Indeed, it may not suddenly develop agency or desire. It is also true that giving it similarity to humans, in language and knowledge texts, is not nothing. The world is still a hugely divided place, between groups of humans. The expectation of danger is in the form of humans, or with the kind of human agency. That presumption may be tested in the era of AI.

Some people say dogs can plan better than AI. Maybe. But dogs have no direct roles in the productivity centers of human affairs, neither are dogs beyond their immediate environments.

A dog has a better sense of smell—than humans, but a dog can hardly make complex inferences. The reasoning ability of a dog is limited. Its means of communication for its limited reasoning ability is also limited. Dogs can detect smells. Their ability to recognize—or understand—smell is however limited. They may often know there is a smell, but the memory to define what kind, what for or how dangerous, is slight. A dog, without a bath for a while, may smell. However, it may not mean much to it and its kind may not tell it. This means that an aspect of memory for recognition is steeper than the other aspect for detection, even though mind detection and recognition are divisions of interpretation.

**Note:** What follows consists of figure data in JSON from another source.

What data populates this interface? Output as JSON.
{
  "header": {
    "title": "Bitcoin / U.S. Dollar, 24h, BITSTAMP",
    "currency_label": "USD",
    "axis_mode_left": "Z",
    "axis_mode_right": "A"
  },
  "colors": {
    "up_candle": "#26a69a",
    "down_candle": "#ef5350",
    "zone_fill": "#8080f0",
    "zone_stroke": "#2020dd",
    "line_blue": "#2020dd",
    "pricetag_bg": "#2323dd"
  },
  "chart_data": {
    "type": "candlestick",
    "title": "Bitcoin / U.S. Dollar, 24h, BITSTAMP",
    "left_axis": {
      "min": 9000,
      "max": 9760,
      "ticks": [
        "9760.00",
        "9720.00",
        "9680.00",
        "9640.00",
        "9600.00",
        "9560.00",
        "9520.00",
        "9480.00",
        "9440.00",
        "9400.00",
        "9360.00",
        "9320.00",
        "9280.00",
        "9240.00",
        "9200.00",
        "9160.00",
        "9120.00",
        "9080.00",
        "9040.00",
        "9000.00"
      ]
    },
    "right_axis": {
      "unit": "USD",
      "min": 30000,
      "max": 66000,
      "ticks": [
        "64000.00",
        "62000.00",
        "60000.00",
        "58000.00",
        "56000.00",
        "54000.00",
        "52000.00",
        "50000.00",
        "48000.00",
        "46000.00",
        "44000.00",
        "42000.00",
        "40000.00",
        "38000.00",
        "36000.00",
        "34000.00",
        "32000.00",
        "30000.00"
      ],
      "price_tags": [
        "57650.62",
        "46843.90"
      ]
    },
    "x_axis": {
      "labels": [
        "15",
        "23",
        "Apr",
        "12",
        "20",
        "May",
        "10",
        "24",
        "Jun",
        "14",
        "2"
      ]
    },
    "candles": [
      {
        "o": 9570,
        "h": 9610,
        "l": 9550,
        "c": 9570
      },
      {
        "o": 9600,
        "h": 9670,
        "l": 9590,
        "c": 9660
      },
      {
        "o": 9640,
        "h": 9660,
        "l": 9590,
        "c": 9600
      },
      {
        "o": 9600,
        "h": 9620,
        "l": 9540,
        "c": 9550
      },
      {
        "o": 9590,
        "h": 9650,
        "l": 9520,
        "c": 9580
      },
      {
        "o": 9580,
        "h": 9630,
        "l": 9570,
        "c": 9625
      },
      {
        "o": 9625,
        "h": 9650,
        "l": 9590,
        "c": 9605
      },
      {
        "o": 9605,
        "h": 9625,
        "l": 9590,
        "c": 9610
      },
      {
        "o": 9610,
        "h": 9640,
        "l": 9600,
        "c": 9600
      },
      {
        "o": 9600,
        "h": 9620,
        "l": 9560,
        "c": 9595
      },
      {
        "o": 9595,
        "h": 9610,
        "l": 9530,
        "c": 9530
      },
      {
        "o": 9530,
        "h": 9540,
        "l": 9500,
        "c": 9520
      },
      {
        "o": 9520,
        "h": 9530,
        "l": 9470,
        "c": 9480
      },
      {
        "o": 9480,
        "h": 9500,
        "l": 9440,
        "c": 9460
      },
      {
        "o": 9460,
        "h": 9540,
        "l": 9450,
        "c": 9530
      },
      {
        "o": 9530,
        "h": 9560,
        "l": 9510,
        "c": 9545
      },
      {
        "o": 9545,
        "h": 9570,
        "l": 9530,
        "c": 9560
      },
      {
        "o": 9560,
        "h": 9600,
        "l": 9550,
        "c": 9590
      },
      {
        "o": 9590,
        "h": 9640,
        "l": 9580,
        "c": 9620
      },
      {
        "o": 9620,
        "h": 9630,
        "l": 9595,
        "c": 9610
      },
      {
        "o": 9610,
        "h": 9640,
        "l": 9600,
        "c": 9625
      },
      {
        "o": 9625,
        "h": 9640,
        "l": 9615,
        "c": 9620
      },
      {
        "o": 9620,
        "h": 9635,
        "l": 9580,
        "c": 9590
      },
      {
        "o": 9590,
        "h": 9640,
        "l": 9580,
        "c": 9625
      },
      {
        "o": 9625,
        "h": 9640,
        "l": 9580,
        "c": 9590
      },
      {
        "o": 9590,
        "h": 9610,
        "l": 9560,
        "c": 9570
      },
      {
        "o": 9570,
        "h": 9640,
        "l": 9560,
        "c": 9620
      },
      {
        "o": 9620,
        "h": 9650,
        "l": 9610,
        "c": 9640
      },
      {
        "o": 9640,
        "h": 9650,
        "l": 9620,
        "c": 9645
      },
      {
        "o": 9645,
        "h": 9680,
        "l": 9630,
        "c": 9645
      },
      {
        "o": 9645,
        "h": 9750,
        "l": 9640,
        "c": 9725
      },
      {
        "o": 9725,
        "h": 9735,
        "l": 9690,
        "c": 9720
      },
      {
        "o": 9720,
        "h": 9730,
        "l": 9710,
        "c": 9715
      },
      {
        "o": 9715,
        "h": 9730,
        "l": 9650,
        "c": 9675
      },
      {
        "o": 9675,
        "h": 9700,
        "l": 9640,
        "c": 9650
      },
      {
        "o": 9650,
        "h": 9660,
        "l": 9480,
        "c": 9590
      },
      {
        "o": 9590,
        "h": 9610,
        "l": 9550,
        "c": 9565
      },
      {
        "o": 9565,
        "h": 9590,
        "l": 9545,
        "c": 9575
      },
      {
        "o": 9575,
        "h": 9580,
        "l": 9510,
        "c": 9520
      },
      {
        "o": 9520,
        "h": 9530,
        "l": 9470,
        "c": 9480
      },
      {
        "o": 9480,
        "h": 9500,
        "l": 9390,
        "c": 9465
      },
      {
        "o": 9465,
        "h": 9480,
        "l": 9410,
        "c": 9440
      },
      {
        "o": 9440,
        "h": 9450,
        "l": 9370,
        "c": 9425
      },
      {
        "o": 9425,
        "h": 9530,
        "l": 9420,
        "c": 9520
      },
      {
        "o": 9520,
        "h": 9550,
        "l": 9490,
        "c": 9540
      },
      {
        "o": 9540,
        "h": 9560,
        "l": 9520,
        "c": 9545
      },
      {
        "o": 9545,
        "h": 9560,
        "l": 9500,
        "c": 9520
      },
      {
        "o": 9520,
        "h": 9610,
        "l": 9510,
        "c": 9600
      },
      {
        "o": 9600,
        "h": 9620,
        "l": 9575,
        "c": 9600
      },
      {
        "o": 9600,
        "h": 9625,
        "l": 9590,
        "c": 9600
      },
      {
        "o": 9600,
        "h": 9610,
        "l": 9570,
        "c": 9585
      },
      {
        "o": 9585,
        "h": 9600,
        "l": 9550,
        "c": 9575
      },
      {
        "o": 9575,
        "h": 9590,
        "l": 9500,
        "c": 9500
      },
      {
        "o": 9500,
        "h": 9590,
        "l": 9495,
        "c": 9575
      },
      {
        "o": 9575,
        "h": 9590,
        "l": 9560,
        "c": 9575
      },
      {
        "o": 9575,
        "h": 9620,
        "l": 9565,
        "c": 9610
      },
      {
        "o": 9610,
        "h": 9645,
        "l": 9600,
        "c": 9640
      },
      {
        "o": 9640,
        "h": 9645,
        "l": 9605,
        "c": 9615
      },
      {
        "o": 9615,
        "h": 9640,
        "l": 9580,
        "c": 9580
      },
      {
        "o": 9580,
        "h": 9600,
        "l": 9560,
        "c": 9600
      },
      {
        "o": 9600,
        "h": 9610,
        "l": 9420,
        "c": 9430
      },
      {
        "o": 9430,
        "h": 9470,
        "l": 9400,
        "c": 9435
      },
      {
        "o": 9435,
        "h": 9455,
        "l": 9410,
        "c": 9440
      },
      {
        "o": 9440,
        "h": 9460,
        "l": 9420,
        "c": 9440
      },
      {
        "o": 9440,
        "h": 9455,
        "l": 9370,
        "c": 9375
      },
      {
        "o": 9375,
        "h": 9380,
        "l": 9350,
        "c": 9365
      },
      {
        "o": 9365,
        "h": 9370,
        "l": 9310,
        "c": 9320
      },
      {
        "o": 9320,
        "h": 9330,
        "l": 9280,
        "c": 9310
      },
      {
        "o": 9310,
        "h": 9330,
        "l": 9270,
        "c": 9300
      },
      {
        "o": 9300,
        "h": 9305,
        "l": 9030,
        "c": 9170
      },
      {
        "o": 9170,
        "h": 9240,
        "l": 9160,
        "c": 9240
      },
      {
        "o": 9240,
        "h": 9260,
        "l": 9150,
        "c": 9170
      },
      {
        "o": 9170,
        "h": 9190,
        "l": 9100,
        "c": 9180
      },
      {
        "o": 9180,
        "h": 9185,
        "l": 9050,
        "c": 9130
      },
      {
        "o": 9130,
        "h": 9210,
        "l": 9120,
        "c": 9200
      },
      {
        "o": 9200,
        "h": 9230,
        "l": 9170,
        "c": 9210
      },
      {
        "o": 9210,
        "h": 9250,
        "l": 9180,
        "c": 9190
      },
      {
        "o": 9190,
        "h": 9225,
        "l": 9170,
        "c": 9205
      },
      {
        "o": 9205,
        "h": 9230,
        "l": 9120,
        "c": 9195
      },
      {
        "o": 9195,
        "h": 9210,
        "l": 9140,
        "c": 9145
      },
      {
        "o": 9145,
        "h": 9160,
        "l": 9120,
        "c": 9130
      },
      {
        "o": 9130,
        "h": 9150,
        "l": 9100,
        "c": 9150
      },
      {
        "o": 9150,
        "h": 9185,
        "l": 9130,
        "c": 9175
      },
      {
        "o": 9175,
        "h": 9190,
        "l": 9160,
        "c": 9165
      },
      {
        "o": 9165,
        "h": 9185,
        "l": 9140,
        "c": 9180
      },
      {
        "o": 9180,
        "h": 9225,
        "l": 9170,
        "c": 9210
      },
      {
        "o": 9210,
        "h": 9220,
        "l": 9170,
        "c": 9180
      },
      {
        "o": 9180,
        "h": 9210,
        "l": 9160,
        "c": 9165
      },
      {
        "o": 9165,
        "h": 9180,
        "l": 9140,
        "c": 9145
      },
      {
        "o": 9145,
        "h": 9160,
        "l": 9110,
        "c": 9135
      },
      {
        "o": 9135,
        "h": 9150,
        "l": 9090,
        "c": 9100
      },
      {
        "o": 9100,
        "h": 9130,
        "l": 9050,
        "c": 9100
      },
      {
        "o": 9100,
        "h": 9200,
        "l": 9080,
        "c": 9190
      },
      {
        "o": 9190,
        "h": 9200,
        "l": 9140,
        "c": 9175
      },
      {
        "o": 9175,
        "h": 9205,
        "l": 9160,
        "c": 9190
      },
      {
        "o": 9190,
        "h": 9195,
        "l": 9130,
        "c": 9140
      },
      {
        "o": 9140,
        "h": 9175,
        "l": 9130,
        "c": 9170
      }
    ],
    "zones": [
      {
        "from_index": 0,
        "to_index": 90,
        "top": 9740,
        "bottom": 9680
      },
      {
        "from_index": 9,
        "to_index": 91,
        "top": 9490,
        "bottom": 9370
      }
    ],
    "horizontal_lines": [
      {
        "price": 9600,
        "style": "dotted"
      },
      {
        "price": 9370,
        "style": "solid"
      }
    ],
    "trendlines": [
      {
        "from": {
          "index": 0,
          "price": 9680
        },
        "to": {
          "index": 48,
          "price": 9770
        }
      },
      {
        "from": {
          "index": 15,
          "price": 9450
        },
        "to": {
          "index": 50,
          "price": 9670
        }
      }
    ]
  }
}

Many humans have never seen a live human liver, but they know what it is, what it does, and its location. The consciousness for recognition sharpens the consciousness for self-awareness. AI has no liver, but it has data about the liver, better than any dog. If it could smell, it would be neater than many dogs, and would not attempt to ingest whatever randomly.

It is possible that LLMs would be another technology. However, the dynamic swerves of their answers, even with hallucinations, are markers to not just downplay that they would ever remain the same.